Falta de planejamento não permite ao Rio igualar modelo olímpico de Barcelona
24/08/2016 17:53
Bárbara Tavares e Lucas Paes

Analistas comparam as transformações promovidas no Rio com o legado olímpico deixado na cidade catalã.

Arte: Mariana Salles

O discurso oficial da Prefeitura e do Comitê Organizador das Olimpíadas do Rio de Janeiro era de que o legado olímpico da cidade seguiria o modelo empregado em Barcelona, no ano de 1992. O projeto carioca de reformas urbanísticas priorizou alguns pontos que também foram postos em prática na Catalunha, como a revitalização da área central e a ampliação da mobilidade. No entanto, especialistas alertam que o discurso não é totalmente verdadeiro, devido a diferenças importantes existentes entre os dois polos urbanos. Segundo a professora de Arquitetura e Urbanismo da PUC-Rio Ana Luiza Nobre, a ruptura primordial entre as duas cidades é a concepção diferente de planejamento existente nelas. Enquanto Barcelona já realizava transformações independentemente de sediar os Jogos, o Rio esperou sua candidatura sair vitoriosa para iniciar a criação de um projeto para o evento.

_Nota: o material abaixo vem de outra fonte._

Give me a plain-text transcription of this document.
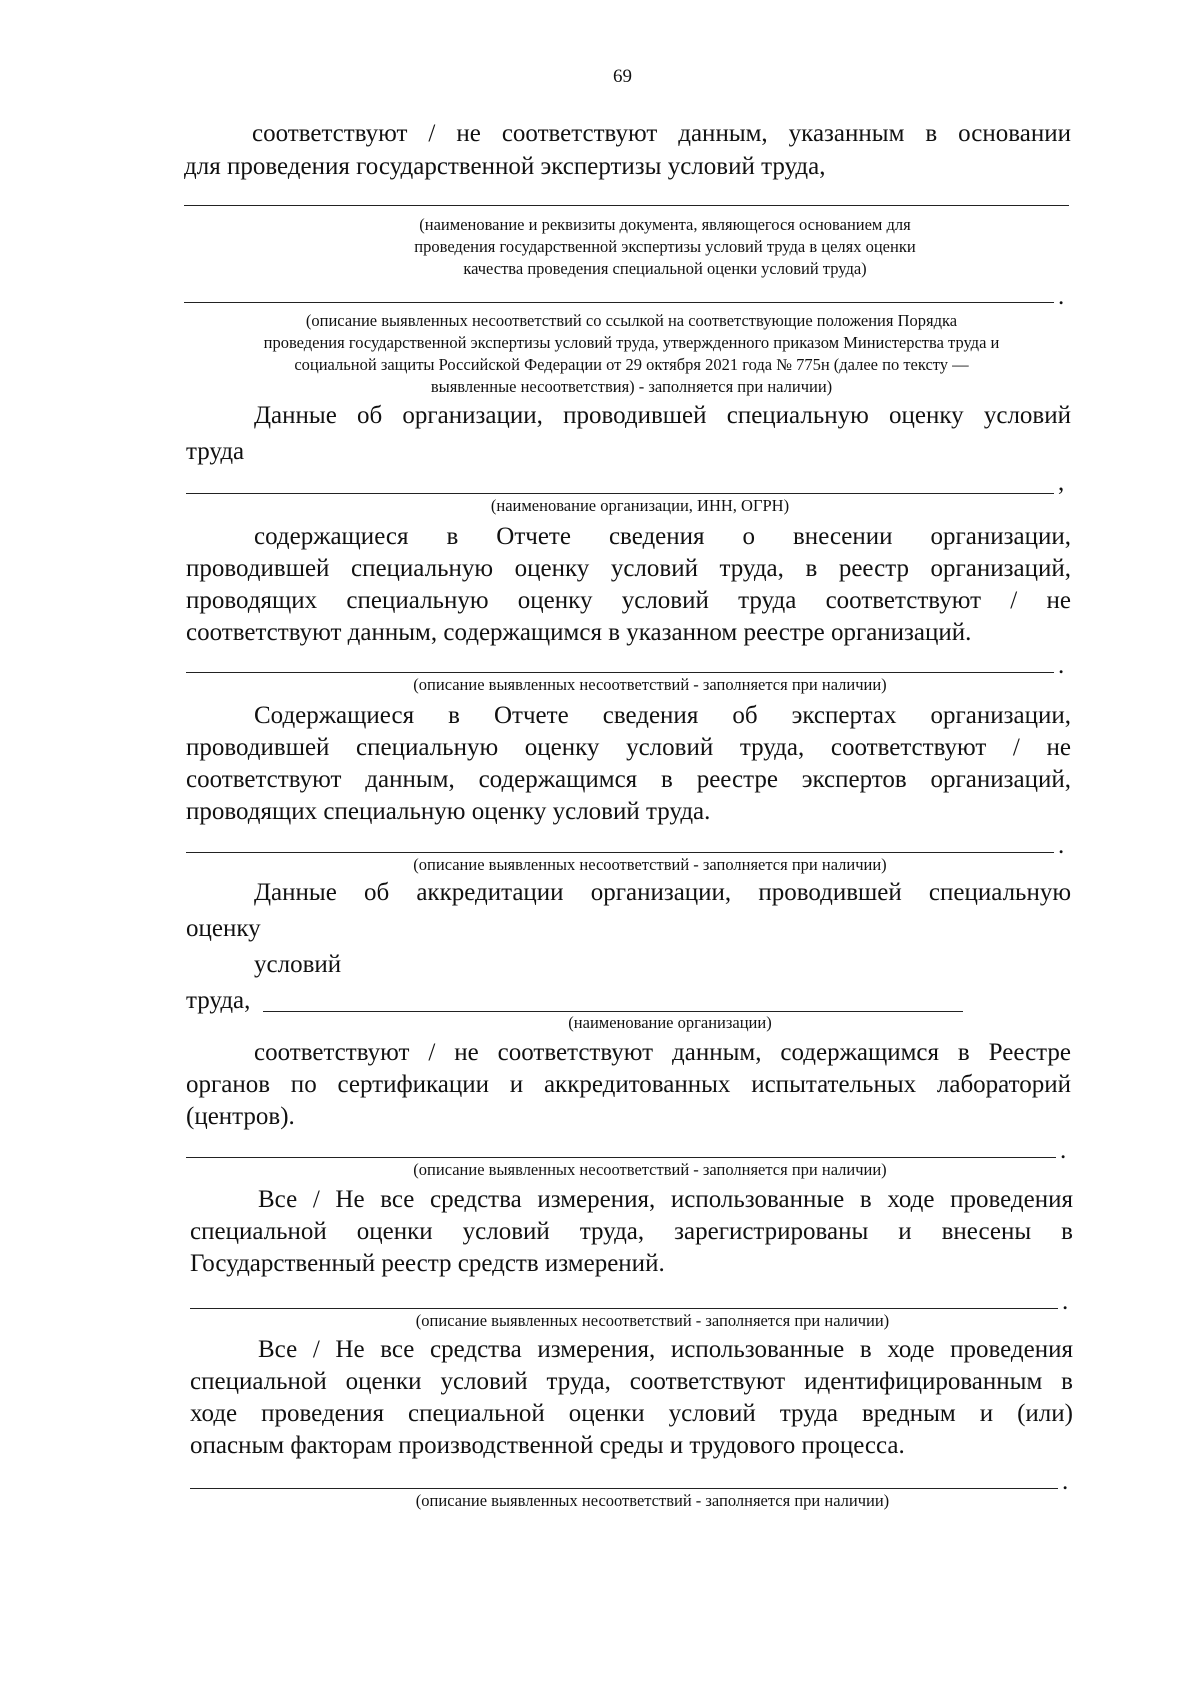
69

соответствуют / не соответствуют данным, указанным в основании

для проведения государственной экспертизы условий труда,

(наименование и реквизиты документа, являющегося основанием для

проведения государственной экспертизы условий труда в целях оценки

качества проведения специальной оценки условий труда)

.

(описание выявленных несоответствий со ссылкой на соответствующие положения Порядка

проведения государственной экспертизы условий труда, утвержденного приказом Министерства труда и

социальной защиты Российской Федерации от 29 октября 2021 года № 775н (далее по тексту —

выявленные несоответствия) - заполняется при наличии)

Данные об организации, проводившей специальную оценку условий

труда

,

(наименование организации, ИНН, ОГРН)

содержащиеся в Отчете сведения о внесении организации,

проводившей специальную оценку условий труда, в реестр организаций,

проводящих специальную оценку условий труда соответствуют / не

соответствуют данным, содержащимся в указанном реестре организаций.

.

(описание выявленных несоответствий - заполняется при наличии)

Содержащиеся в Отчете сведения об экспертах организации,

проводившей специальную оценку условий труда, соответствуют / не

соответствуют данным, содержащимся в реестре экспертов организаций,

проводящих специальную оценку условий труда.

.

(описание выявленных несоответствий - заполняется при наличии)

Данные об аккредитации организации, проводившей специальную

оценку

условий

труда,

(наименование организации)

соответствуют / не соответствуют данным, содержащимся в Реестре

органов по сертификации и аккредитованных испытательных лабораторий

(центров).

.

(описание выявленных несоответствий - заполняется при наличии)

Все / Не все средства измерения, использованные в ходе проведения

специальной оценки условий труда, зарегистрированы и внесены в

Государственный реестр средств измерений.

.

(описание выявленных несоответствий - заполняется при наличии)

Все / Не все средства измерения, использованные в ходе проведения

специальной оценки условий труда, соответствуют идентифицированным в

ходе проведения специальной оценки условий труда вредным и (или)

опасным факторам производственной среды и трудового процесса.

.

(описание выявленных несоответствий - заполняется при наличии)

– O planejamento de cidade não faz parte da cultura brasileira. A reflexão pública sobre os centros urbanos surgiu no Brasil há mais ou menos 20 anos, o que é muito pouco se comparado à história europeia. Barcelona tem um histórico de pensar sua organização, fator evidenciado pelos excelentes pensadores e integrantes do corpo técnico da prefeitura que auxiliaram nas reformas catalãs para as Olimpíadas de 1992 – diz Ana Luiza.

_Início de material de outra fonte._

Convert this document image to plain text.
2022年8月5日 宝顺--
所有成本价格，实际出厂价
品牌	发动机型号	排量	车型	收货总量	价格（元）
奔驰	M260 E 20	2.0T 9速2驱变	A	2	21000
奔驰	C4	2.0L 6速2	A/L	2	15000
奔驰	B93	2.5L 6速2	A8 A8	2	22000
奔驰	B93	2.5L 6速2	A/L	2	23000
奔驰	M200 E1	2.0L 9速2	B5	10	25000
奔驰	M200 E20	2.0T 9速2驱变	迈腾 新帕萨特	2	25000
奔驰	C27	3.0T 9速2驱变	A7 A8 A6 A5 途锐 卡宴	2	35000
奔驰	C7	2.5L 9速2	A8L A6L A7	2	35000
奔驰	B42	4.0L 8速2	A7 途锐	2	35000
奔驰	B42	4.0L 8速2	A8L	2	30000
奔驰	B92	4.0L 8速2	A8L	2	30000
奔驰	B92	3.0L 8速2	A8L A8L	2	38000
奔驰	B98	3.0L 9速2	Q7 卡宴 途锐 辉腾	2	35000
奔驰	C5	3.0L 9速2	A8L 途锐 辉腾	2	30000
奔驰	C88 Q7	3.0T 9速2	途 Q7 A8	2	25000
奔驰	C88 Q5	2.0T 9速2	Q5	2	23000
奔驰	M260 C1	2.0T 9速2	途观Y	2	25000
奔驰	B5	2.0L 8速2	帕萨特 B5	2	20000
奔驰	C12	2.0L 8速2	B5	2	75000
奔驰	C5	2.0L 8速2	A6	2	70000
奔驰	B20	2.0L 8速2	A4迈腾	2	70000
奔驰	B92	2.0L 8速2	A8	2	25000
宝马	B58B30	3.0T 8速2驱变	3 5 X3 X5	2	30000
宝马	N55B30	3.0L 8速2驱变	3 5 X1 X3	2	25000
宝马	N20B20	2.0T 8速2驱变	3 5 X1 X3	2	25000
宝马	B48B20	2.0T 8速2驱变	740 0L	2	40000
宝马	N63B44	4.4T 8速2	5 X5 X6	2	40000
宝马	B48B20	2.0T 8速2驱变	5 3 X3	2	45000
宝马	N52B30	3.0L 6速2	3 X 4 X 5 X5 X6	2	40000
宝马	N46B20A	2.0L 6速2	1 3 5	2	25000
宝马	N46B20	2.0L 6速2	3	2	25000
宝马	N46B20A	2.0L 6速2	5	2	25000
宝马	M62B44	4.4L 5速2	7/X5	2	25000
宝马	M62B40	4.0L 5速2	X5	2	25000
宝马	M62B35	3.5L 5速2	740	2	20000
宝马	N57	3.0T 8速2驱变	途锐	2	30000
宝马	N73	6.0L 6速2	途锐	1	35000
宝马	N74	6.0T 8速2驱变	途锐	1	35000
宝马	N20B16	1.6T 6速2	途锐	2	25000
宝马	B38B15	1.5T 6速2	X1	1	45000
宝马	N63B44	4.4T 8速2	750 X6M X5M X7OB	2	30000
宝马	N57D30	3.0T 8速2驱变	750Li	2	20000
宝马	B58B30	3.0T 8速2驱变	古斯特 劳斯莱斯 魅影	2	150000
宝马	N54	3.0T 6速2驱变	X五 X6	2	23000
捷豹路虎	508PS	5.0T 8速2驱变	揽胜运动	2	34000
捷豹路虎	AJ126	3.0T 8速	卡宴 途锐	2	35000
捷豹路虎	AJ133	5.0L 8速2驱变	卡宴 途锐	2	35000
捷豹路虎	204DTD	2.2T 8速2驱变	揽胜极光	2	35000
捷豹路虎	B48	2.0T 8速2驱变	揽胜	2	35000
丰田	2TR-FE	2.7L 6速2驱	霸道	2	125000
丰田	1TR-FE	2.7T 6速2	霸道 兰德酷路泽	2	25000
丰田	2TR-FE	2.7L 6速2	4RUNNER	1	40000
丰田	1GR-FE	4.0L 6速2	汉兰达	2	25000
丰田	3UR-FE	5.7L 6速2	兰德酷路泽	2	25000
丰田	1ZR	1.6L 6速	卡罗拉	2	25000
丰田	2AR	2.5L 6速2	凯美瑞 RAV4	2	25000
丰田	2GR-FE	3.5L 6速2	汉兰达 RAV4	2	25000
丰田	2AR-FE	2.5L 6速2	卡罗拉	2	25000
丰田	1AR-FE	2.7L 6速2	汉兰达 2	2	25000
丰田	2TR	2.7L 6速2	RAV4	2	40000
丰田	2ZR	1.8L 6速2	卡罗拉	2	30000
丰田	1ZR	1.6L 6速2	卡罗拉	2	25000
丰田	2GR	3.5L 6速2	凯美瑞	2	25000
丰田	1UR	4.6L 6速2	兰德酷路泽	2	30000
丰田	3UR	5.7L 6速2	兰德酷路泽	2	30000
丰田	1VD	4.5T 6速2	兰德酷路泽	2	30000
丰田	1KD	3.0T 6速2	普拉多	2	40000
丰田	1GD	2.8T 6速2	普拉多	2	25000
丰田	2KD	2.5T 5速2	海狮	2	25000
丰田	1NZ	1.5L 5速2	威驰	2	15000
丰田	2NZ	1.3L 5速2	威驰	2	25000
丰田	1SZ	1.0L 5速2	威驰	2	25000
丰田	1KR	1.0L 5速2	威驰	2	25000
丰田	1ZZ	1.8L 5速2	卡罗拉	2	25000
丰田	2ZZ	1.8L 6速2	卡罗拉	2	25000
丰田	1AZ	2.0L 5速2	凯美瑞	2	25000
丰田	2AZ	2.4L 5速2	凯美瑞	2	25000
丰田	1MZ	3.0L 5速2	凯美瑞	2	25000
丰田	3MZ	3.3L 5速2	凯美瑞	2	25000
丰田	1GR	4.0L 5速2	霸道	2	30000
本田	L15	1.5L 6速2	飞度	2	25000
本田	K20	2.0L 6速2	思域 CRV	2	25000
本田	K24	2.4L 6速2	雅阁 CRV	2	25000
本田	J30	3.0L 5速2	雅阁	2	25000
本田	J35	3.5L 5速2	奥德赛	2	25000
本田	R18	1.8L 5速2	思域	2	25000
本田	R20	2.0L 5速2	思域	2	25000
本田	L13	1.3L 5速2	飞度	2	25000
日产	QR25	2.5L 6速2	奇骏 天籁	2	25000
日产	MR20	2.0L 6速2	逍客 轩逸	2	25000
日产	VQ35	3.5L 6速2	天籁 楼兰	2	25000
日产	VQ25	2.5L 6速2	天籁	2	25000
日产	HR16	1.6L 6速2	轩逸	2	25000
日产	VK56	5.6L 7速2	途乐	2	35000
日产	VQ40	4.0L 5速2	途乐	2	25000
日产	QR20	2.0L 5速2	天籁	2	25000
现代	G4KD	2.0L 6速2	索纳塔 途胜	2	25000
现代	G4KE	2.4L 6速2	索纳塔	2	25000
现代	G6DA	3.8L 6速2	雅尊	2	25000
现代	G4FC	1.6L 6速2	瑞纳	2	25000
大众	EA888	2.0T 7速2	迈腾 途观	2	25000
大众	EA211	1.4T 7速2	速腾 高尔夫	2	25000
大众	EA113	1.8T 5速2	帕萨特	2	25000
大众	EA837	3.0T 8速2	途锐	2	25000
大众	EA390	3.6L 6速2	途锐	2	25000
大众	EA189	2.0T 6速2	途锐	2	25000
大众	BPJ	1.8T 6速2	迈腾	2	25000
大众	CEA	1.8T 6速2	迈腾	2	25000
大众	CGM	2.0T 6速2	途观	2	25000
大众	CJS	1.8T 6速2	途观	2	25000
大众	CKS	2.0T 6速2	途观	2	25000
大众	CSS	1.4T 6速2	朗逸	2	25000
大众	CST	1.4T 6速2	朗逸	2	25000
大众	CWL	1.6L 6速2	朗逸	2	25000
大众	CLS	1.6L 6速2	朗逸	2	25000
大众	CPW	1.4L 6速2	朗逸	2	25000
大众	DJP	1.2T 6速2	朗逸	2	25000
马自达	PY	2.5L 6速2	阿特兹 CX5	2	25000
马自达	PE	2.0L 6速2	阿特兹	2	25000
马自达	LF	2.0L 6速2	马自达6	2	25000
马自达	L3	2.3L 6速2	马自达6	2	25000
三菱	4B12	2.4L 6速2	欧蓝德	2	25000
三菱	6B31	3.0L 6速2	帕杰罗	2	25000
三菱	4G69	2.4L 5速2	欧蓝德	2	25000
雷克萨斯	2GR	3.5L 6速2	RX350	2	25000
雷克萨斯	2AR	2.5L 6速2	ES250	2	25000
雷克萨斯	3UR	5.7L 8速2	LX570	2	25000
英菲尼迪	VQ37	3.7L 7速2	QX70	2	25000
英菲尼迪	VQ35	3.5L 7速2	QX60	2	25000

Os Jogos Olímpicos de Barcelona foram uma virada para a cidade, que enfrentava graves problemas de degradação e infraestrutura. Ao revitalizar a zona portuária, recuperando 4,2 quilômetros de orla – com a demolição de fábricas e galpões que impediam o acesso ao mar –, e construir quase 50 quilômetros de novas vias, Barcelona se tornou um grande polo turístico e cultural. A princípio, as mudanças realmente são similares às transformações feitas no Rio de Janeiro. No entanto, outro fator que afasta os dois projetos é a maneira como o processo foi conduzido no Brasil.

– As decisões que levaram às reformas no Rio de Janeiro não foram nada transparentes. Não houve, por exemplo, consulta pública sobre nenhum assunto. Além disso, informações que deveriam ser públicas não são. E aí voltamos à questão da falta de planejamento prévio, algo que existia em Barcelona. Lá, mal ou bem, havia um temor pela tradição de mobilização e crítica social – aponta a professora.

Zona Portuária. Foto: Agência Brasil

Para o professor de Urbanismo da UFRJ Alberto de Oliveira, a falta de transparência abre espaço para problemas que se tornaram corriqueiros no Brasil durante a preparação tanto para a Copa do Mundo como para as Olimpíadas. Um exemplo é o superfaturamento das obras, que atingiu arenas de futebol construídas para 2014 e trouxe suspeitas também para o Complexo Olímpico de Deodoro – a Polícia Federal investiga desde junho uma possível fraude de R$ 85 milhões nas obras. Obstáculos como esses trazem desconfiança para a ideia de um legado para os cariocas:

– É tão difícil enxergar um legado realmente positivo. As obras no Rio de Janeiro, em si, não são uma dor de cabeça. Elas poderiam ser realizadas em qualquer momento da história da cidade. A grande questão é o fato de se tornarem reais somente por causa das Olimpíadas. Esse megaevento funciona como um catalisador das reformas, e isso é prejudicial ao abrir espaço para que as mais diferentes manobras sejam feitas e desvirtuem o processo de melhora urbana – defende Oliveira.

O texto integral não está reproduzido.